Commercial property investors optimistic for the new year
December 23, 2010
By Steve Brown/The Dallas Morning News


Commercial property execs who are getting a lump of coal in their stockings this year have higher hopes for 2011.

Nationwide investors who were quizzed for a new PricewaterhouseCoopers report are more bullish about the year ahead.

Most sectors of the "still frail commercial real estate industry" have bottomed out, the folks surveyed said. And they intend to take more risks and make more buys in 2011.

Investors are even giving a nod to recent improvements in the Dallas-area office market, according to PricewaterhouseCoopers.

And there's talk of a limited rebound in development in some U.S. markets next year.

The North Texas office market ended the year with a modest downturn in net leasing - the second year in a row that office occupancy has declined.

But the worst of the office sector shakeout here appears to be over. Office landlords lost only about 400,000 square feet of tenants in 2010.

To put things in perspective, D-FW office declines during the last two years have been less than half what we saw in the tech wreck during the early 2000s. So much for those end-of-the-world predictions.

Office construction is already bouncing back from last year's lows with the start of several medical office and corporate building deals.

Still, don't look for Santa to bring any speculative construction.

North Texas' warehouse and industrial business was still limping along at the end of 2010. Cushman & Wakefield estimates that there was 1.5 million square feet of negative leasing this year - on top of an almost 2.9 million-square-foot slide in 2009.

Industrial leasing and construction activity won't snap back until corporate America decides it's safe to come out of the bunker and start expanding. I'm betting that's going to happen sometime in the second half of next year.
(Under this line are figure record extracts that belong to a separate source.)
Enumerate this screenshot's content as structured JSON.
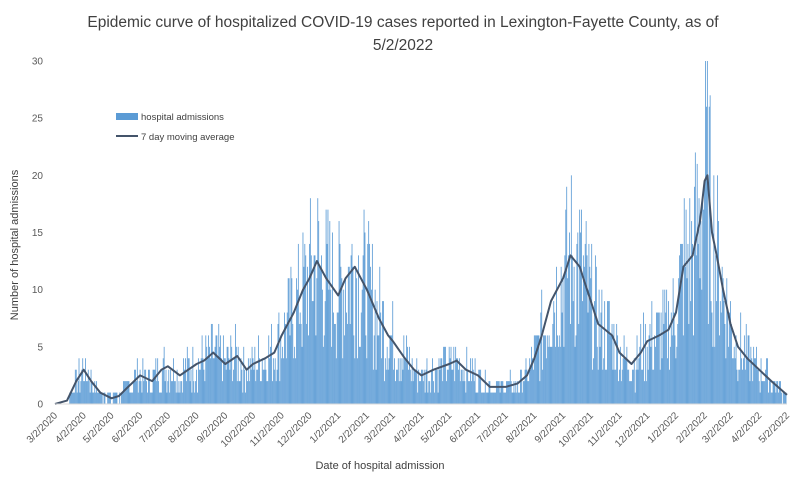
{
  "chart_data": {
    "type": "bar",
    "title": "Epidemic curve of hospitalized COVID-19 cases reported in Lexington-Fayette County, as of 5/2/2022",
    "title_lines": [
      "Epidemic curve of hospitalized COVID-19 cases reported in Lexington-Fayette County, as of",
      "5/2/2022"
    ],
    "xlabel": "Date of hospital admission",
    "ylabel": "Number of hospital admissions",
    "ylim": [
      0,
      30
    ],
    "yticks": [
      "0",
      "5",
      "10",
      "15",
      "20",
      "25",
      "30"
    ],
    "x_range": [
      "2020-03-02",
      "2022-05-02"
    ],
    "xticks": [
      "3/2/2020",
      "4/2/2020",
      "5/2/2020",
      "6/2/2020",
      "7/2/2020",
      "8/2/2020",
      "9/2/2020",
      "10/2/2020",
      "11/2/2020",
      "12/2/2020",
      "1/2/2021",
      "2/2/2021",
      "3/2/2021",
      "4/2/2021",
      "5/2/2021",
      "6/2/2021",
      "7/2/2021",
      "8/2/2021",
      "9/2/2021",
      "10/2/2021",
      "11/2/2021",
      "12/2/2021",
      "1/2/2022",
      "2/2/2022",
      "3/2/2022",
      "4/2/2022",
      "5/2/2022"
    ],
    "grid": false,
    "legend_position": "top-left",
    "series": [
      {
        "name": "hospital admissions",
        "kind": "bar",
        "color": "#5b9bd5",
        "description": "daily hospital admissions",
        "trend_points": [
          [
            "2020-03-02",
            0
          ],
          [
            "2020-03-15",
            0.3
          ],
          [
            "2020-03-25",
            2
          ],
          [
            "2020-04-02",
            3
          ],
          [
            "2020-04-10",
            2
          ],
          [
            "2020-04-20",
            1
          ],
          [
            "2020-05-02",
            0.5
          ],
          [
            "2020-05-10",
            0.7
          ],
          [
            "2020-05-20",
            1.5
          ],
          [
            "2020-06-02",
            2.5
          ],
          [
            "2020-06-15",
            2
          ],
          [
            "2020-06-25",
            3
          ],
          [
            "2020-07-02",
            3.3
          ],
          [
            "2020-07-15",
            2.5
          ],
          [
            "2020-08-02",
            3.5
          ],
          [
            "2020-08-10",
            3.8
          ],
          [
            "2020-08-20",
            4.5
          ],
          [
            "2020-09-02",
            3.5
          ],
          [
            "2020-09-15",
            4.2
          ],
          [
            "2020-09-25",
            3
          ],
          [
            "2020-10-02",
            3.5
          ],
          [
            "2020-10-15",
            4
          ],
          [
            "2020-10-25",
            4.5
          ],
          [
            "2020-11-02",
            6
          ],
          [
            "2020-11-15",
            8
          ],
          [
            "2020-11-25",
            10
          ],
          [
            "2020-12-02",
            11
          ],
          [
            "2020-12-10",
            12.5
          ],
          [
            "2020-12-20",
            11
          ],
          [
            "2021-01-02",
            9.5
          ],
          [
            "2021-01-10",
            11
          ],
          [
            "2021-01-20",
            12
          ],
          [
            "2021-02-02",
            10
          ],
          [
            "2021-02-15",
            7.5
          ],
          [
            "2021-02-25",
            6
          ],
          [
            "2021-03-02",
            5.5
          ],
          [
            "2021-03-15",
            4
          ],
          [
            "2021-03-25",
            3
          ],
          [
            "2021-04-02",
            2.5
          ],
          [
            "2021-04-15",
            3
          ],
          [
            "2021-05-02",
            3.5
          ],
          [
            "2021-05-10",
            3.8
          ],
          [
            "2021-05-20",
            3
          ],
          [
            "2021-06-02",
            2.5
          ],
          [
            "2021-06-15",
            1.5
          ],
          [
            "2021-07-02",
            1.5
          ],
          [
            "2021-07-15",
            1.8
          ],
          [
            "2021-07-25",
            2.5
          ],
          [
            "2021-08-02",
            4
          ],
          [
            "2021-08-10",
            6
          ],
          [
            "2021-08-20",
            9
          ],
          [
            "2021-09-02",
            11
          ],
          [
            "2021-09-10",
            13
          ],
          [
            "2021-09-20",
            12
          ],
          [
            "2021-10-02",
            9
          ],
          [
            "2021-10-10",
            7
          ],
          [
            "2021-10-25",
            6
          ],
          [
            "2021-11-02",
            4.5
          ],
          [
            "2021-11-15",
            3.5
          ],
          [
            "2021-11-25",
            4.5
          ],
          [
            "2021-12-02",
            5.5
          ],
          [
            "2021-12-15",
            6
          ],
          [
            "2021-12-25",
            6.5
          ],
          [
            "2022-01-02",
            8
          ],
          [
            "2022-01-10",
            12
          ],
          [
            "2022-01-20",
            13
          ],
          [
            "2022-01-28",
            16
          ],
          [
            "2022-02-02",
            19.5
          ],
          [
            "2022-02-05",
            20
          ],
          [
            "2022-02-10",
            15
          ],
          [
            "2022-02-15",
            13
          ],
          [
            "2022-02-22",
            10
          ],
          [
            "2022-03-02",
            7
          ],
          [
            "2022-03-10",
            5
          ],
          [
            "2022-03-20",
            4
          ],
          [
            "2022-04-02",
            3
          ],
          [
            "2022-04-15",
            2
          ],
          [
            "2022-05-02",
            0.8
          ]
        ]
      },
      {
        "name": "7 day moving average",
        "kind": "line",
        "color": "#44546a",
        "points": [
          [
            "2020-03-02",
            0
          ],
          [
            "2020-03-15",
            0.3
          ],
          [
            "2020-03-25",
            2
          ],
          [
            "2020-04-02",
            3
          ],
          [
            "2020-04-10",
            2
          ],
          [
            "2020-04-20",
            1
          ],
          [
            "2020-05-02",
            0.5
          ],
          [
            "2020-05-10",
            0.7
          ],
          [
            "2020-05-20",
            1.5
          ],
          [
            "2020-06-02",
            2.5
          ],
          [
            "2020-06-15",
            2
          ],
          [
            "2020-06-25",
            3
          ],
          [
            "2020-07-02",
            3.3
          ],
          [
            "2020-07-15",
            2.5
          ],
          [
            "2020-08-02",
            3.5
          ],
          [
            "2020-08-10",
            3.8
          ],
          [
            "2020-08-20",
            4.5
          ],
          [
            "2020-09-02",
            3.5
          ],
          [
            "2020-09-15",
            4.2
          ],
          [
            "2020-09-25",
            3
          ],
          [
            "2020-10-02",
            3.5
          ],
          [
            "2020-10-15",
            4
          ],
          [
            "2020-10-25",
            4.5
          ],
          [
            "2020-11-02",
            6
          ],
          [
            "2020-11-15",
            8
          ],
          [
            "2020-11-25",
            10
          ],
          [
            "2020-12-02",
            11
          ],
          [
            "2020-12-10",
            12.5
          ],
          [
            "2020-12-20",
            11
          ],
          [
            "2021-01-02",
            9.5
          ],
          [
            "2021-01-10",
            11
          ],
          [
            "2021-01-20",
            12
          ],
          [
            "2021-02-02",
            10
          ],
          [
            "2021-02-15",
            7.5
          ],
          [
            "2021-02-25",
            6
          ],
          [
            "2021-03-02",
            5.5
          ],
          [
            "2021-03-15",
            4
          ],
          [
            "2021-03-25",
            3
          ],
          [
            "2021-04-02",
            2.5
          ],
          [
            "2021-04-15",
            3
          ],
          [
            "2021-05-02",
            3.5
          ],
          [
            "2021-05-10",
            3.8
          ],
          [
            "2021-05-20",
            3
          ],
          [
            "2021-06-02",
            2.5
          ],
          [
            "2021-06-15",
            1.5
          ],
          [
            "2021-07-02",
            1.5
          ],
          [
            "2021-07-15",
            1.8
          ],
          [
            "2021-07-25",
            2.5
          ],
          [
            "2021-08-02",
            4
          ],
          [
            "2021-08-10",
            6
          ],
          [
            "2021-08-20",
            9
          ],
          [
            "2021-09-02",
            11
          ],
          [
            "2021-09-10",
            13
          ],
          [
            "2021-09-20",
            12
          ],
          [
            "2021-10-02",
            9
          ],
          [
            "2021-10-10",
            7
          ],
          [
            "2021-10-25",
            6
          ],
          [
            "2021-11-02",
            4.5
          ],
          [
            "2021-11-15",
            3.5
          ],
          [
            "2021-11-25",
            4.5
          ],
          [
            "2021-12-02",
            5.5
          ],
          [
            "2021-12-15",
            6
          ],
          [
            "2021-12-25",
            6.5
          ],
          [
            "2022-01-02",
            8
          ],
          [
            "2022-01-10",
            12
          ],
          [
            "2022-01-20",
            13
          ],
          [
            "2022-01-28",
            16
          ],
          [
            "2022-02-02",
            19.5
          ],
          [
            "2022-02-05",
            20
          ],
          [
            "2022-02-10",
            15
          ],
          [
            "2022-02-15",
            13
          ],
          [
            "2022-02-22",
            10
          ],
          [
            "2022-03-02",
            7
          ],
          [
            "2022-03-10",
            5
          ],
          [
            "2022-03-20",
            4
          ],
          [
            "2022-04-02",
            3
          ],
          [
            "2022-04-15",
            2
          ],
          [
            "2022-05-02",
            0.8
          ]
        ]
      }
    ]
  }
}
Retail center pros say they're hoping for a modest rebound in 2011. If holiday shopping sales totals continue to run ahead of projections, they are probably right.

But don't count on any meaningful retail construction in North Texas for a while.

Do we really need anything else?

The safest forecast for 2011 is that D-FW will see a surge in apartment groundbreakings.

With existing units filling up ahead of projections and rental rates on the rise, developers are already scrambling to find the next round of building sites.

Only about 3,000 rental units are currently under construction in North Texas. Don't be surprised if that number doubles in the year ahead.

Even the stingiest lenders are likely to give a thumbs-up for more apartment building.

The continued lag in the for-sale housing recovery makes this one a no-brainer.